Some ships can buy insurance for extra costs arising out of strikes and similar, but on the whole the risks of timeliness are considered so vast that they fall outside the marine insurance range.
Only in one area of the business is it customary to compensate customers somewhat for blameworthy delay and that is the area of transport operations/logistics and freight forwarding. In these fields, it is not unusual for operators’ standard trading conditions to offer to pay two or three times the amount of freight in compensation for delay. Not much, but better than nothing.
Why the divergence of approach? It goes back to the origins of insurance and the division of risks into marine and non-marine perils. In former times, it would have been foolish in the extreme to offer compensation for the acts of the Almighty on the high seas. Before the era of the containership docking within an hour of the advertised arrival, a great deal of leeway was called for. On land the tendency to slip up and make errors by the surface freight business was a daily risk and thus insured as a matter of course.

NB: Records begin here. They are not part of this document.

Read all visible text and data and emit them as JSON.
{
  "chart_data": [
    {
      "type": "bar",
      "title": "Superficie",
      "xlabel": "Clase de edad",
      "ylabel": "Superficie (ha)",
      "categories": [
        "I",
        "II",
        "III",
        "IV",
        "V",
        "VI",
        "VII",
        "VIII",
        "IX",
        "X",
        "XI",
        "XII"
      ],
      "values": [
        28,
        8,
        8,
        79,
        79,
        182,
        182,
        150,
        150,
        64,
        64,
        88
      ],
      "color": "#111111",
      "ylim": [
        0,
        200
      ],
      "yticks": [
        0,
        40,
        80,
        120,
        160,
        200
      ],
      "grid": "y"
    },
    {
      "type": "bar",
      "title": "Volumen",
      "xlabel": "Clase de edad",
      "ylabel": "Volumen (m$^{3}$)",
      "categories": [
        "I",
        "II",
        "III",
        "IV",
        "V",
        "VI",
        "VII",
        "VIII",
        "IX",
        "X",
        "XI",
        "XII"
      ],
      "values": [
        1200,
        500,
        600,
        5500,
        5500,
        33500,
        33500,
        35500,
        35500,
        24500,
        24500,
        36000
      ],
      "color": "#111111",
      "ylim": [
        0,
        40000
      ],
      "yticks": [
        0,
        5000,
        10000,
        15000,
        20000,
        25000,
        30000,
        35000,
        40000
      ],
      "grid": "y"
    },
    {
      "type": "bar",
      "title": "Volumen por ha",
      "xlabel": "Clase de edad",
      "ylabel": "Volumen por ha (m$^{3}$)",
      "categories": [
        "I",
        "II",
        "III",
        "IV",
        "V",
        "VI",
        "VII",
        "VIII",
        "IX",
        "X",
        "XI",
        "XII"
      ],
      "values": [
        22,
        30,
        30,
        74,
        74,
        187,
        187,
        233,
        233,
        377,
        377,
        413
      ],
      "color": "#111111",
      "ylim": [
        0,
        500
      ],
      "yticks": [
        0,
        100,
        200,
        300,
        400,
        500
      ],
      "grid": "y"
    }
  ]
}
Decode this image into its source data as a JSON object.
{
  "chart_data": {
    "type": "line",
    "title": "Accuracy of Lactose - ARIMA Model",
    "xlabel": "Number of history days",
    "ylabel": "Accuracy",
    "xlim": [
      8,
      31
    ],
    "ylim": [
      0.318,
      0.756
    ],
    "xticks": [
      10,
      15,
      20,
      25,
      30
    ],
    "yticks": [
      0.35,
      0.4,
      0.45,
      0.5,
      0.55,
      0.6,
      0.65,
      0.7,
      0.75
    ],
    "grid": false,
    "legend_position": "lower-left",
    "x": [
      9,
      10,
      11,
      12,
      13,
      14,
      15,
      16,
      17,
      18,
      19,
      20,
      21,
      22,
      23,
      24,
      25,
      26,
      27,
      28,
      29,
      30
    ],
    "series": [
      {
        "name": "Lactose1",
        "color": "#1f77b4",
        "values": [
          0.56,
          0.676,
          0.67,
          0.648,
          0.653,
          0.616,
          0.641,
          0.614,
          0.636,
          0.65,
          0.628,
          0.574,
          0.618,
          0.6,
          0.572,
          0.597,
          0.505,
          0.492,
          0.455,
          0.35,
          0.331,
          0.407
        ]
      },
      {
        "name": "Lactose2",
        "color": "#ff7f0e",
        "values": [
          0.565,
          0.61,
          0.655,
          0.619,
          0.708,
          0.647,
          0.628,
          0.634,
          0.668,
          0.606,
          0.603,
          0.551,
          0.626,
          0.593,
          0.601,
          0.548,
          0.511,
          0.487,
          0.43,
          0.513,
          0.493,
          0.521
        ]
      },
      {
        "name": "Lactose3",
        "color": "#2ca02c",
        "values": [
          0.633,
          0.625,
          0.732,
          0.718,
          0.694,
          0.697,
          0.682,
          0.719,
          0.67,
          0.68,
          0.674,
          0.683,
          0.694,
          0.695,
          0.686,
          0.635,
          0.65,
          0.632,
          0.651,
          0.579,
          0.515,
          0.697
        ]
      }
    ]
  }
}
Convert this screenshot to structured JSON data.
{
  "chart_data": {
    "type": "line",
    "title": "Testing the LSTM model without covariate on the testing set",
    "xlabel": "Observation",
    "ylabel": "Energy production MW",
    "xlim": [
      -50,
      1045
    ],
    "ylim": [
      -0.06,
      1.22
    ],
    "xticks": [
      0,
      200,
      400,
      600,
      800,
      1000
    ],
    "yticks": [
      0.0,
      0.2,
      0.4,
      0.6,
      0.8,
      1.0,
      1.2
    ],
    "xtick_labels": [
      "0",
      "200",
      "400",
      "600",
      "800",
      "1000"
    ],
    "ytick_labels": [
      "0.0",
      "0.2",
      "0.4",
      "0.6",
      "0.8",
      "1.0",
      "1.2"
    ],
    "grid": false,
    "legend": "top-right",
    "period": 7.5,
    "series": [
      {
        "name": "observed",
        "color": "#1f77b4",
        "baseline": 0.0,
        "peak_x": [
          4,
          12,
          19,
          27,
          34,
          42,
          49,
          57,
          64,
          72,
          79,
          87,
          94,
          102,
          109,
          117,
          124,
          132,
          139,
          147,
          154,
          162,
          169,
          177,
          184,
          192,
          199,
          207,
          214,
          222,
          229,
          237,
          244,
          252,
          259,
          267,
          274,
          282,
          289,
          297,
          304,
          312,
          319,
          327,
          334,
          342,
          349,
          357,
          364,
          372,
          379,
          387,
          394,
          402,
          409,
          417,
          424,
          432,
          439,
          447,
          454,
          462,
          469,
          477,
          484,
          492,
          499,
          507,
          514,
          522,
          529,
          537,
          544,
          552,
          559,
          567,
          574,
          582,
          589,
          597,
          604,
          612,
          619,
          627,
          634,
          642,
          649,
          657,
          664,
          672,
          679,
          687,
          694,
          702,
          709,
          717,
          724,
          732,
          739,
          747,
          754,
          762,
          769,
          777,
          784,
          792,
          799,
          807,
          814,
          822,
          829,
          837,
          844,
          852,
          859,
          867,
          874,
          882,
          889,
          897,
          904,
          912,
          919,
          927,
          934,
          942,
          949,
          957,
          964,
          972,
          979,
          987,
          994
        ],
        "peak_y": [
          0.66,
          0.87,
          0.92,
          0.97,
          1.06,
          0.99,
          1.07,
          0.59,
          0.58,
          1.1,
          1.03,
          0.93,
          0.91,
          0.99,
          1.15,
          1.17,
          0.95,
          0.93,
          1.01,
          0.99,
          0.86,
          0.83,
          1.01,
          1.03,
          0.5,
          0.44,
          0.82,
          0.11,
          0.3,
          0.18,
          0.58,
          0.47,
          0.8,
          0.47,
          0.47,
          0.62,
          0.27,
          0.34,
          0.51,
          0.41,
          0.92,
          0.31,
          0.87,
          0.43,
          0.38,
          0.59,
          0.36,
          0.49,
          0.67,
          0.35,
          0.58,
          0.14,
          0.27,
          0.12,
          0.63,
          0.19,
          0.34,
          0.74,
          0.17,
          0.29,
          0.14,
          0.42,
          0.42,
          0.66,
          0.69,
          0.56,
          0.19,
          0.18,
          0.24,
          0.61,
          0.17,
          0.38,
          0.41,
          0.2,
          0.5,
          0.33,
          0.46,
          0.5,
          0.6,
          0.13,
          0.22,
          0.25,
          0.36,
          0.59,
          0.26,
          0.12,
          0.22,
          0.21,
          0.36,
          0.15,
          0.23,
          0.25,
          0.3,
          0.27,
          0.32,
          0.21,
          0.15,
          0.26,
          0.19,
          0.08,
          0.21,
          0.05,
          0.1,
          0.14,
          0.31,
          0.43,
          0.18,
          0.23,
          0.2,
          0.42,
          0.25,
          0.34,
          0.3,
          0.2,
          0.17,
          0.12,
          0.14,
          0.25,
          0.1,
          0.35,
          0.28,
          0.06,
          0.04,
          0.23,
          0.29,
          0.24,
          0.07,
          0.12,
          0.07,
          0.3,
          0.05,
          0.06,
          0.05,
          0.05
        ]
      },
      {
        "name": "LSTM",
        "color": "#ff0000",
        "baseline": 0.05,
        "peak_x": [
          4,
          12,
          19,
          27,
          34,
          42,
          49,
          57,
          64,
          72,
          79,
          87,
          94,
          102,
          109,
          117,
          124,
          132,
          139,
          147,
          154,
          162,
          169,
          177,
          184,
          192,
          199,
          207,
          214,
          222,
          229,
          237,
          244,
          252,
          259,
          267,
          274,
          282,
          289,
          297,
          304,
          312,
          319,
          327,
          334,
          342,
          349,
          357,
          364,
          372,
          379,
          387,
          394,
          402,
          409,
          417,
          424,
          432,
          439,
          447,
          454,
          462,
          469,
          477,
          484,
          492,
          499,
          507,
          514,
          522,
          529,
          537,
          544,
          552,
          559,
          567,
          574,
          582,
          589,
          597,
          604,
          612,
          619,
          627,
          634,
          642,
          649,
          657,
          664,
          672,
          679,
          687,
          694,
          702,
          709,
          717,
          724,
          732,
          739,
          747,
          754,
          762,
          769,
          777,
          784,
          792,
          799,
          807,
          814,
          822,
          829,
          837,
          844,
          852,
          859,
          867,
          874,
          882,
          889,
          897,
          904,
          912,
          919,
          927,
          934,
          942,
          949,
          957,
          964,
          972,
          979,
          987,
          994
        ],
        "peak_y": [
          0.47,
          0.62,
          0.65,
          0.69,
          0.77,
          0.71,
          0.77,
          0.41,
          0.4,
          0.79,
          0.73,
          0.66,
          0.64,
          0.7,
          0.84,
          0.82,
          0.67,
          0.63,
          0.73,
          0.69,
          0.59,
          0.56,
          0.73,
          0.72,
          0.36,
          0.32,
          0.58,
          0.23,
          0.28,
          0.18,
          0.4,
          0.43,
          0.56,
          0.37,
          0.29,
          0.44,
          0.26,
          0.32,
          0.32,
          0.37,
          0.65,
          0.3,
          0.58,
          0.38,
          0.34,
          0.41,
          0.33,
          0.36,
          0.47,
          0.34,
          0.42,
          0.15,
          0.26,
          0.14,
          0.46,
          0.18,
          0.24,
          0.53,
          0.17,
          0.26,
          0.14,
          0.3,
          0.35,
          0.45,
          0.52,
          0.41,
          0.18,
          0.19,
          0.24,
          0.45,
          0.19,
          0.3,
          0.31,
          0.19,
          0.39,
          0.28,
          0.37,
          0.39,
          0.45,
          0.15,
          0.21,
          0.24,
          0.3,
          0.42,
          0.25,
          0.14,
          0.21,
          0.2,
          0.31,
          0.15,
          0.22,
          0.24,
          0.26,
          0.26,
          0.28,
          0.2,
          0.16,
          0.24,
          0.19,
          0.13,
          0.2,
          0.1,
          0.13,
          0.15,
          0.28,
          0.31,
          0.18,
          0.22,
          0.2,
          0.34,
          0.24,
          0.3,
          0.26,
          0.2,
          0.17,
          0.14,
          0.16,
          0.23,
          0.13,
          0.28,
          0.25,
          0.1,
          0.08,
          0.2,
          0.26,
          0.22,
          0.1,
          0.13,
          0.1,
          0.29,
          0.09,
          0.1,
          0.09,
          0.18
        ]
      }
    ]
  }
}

Today, of course, the transport of cargo from door-to-door has rendered the distinctions between marine and non-marine less polarised. A shipowner releasing cargo without first obtaining a bill of lading is a species of P&I sin.There is no insurance at all. The same act committed by a dozy shipping clerk in the dock office of a freight forwarder might be viewed as an error & omission insured under the cover given to transport operators.
None of this will be of any comfort to the 60 odd bulk carriers waiting off Newcastle. But expect a bulge of charterparty disputes between the owners and the charterers as they scrap to resolve the issue.Whose commercial risk is it anyway?